In practice, we're hitting a performance issue because of the way we're
updating the data. So it's better all-around to resolve the issue here,
rather than deferring the problem by changing the lookup order around
and potentially increasing the LDAP lookups. And since we still might
end up with rules that have to handle a lot of hosts, we'll still have
the same update issue.
The problem in the source is this: I tried to simplify the update
process by simply wiping out the hosts and hostgroups subtrees in the
cache and then writing the new values in. The problem with this is that
deleting entries with memberOf attributes is an expensive operation,
which I did not take into account.
There are two approaches to resolving this that I'm taking into
consideration.
1) Instead of doing a full purge followed by a full write, make only
changes.
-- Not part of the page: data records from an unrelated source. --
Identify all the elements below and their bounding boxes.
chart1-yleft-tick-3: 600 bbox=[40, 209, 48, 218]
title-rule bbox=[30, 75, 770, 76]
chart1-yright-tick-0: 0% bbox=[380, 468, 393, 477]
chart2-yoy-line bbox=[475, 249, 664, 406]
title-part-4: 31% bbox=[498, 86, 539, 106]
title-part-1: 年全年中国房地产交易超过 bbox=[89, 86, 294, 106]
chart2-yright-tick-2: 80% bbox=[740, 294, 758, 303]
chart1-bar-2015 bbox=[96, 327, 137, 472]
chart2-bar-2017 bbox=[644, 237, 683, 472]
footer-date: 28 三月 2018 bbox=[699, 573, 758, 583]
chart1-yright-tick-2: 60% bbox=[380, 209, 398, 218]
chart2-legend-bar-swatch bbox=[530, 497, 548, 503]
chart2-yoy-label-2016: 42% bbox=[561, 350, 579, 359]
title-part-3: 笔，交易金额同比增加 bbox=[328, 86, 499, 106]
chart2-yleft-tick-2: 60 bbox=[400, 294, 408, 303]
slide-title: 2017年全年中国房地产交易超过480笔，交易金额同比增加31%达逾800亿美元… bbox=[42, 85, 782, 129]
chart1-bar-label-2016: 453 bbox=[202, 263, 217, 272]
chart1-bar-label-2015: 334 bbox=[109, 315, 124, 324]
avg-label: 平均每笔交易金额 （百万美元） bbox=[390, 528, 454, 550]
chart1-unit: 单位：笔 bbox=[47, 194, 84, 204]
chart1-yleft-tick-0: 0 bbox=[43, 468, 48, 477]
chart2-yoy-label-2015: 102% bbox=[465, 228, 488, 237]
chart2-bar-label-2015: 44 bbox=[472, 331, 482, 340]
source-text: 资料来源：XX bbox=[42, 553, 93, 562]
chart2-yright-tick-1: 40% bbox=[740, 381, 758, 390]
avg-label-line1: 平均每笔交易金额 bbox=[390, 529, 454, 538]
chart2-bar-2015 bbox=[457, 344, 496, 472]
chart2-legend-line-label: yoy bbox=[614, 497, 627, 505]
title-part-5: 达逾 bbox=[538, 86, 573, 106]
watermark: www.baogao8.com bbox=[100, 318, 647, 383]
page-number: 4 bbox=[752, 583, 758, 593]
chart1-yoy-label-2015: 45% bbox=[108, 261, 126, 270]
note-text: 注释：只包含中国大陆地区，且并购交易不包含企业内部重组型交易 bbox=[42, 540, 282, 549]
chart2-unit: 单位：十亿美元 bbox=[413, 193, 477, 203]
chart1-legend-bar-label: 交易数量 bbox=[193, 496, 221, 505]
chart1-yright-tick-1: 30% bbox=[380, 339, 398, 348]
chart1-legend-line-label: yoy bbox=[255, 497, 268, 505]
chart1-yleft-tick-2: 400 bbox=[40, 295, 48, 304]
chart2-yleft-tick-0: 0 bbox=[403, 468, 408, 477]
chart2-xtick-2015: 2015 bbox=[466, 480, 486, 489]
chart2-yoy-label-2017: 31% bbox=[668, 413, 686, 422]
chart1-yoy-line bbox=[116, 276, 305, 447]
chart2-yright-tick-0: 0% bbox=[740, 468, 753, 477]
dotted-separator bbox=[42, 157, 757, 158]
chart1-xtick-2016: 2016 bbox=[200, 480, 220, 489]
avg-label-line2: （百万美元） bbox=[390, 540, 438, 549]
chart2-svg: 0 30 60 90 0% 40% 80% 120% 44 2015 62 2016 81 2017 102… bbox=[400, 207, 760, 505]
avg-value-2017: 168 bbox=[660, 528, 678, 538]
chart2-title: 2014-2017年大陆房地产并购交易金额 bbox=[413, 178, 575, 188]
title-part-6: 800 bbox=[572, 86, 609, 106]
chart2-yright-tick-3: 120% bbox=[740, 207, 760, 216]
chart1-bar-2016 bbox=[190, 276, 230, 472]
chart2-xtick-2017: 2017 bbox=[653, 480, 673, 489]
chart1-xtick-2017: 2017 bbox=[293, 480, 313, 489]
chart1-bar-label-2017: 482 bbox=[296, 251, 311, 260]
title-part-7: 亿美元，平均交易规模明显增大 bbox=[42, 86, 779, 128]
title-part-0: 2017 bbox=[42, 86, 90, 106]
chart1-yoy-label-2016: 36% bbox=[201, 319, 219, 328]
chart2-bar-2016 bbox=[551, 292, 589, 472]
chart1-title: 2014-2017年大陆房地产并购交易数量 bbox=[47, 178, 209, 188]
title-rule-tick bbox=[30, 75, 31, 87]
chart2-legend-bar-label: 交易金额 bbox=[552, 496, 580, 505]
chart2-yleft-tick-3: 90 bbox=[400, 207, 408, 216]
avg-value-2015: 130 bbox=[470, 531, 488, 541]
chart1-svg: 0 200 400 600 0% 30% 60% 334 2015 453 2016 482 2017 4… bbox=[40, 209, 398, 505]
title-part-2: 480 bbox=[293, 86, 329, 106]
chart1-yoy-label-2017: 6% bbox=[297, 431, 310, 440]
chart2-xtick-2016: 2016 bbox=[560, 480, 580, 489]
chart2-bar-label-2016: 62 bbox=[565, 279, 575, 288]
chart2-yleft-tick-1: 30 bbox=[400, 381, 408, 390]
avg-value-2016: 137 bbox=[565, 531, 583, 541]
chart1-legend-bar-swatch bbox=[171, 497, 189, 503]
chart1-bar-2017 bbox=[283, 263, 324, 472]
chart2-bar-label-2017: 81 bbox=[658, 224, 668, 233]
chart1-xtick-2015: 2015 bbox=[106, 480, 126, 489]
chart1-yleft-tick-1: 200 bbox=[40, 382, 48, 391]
This will be a somewhat more complex logic to follow, but if
little or nothing has changed on the server, then it will save us a LOT
of memberOf operations.
2) Add a new feature to the memberOf plugin to allow us to defer
processing memberOf until all entries have first been written (keeping
an index of the attributes that will need processing). This is *very*
complicated and potentially dangerous (though also has the potential for
the highest performance gain), so I'd prefer to try option 1 first.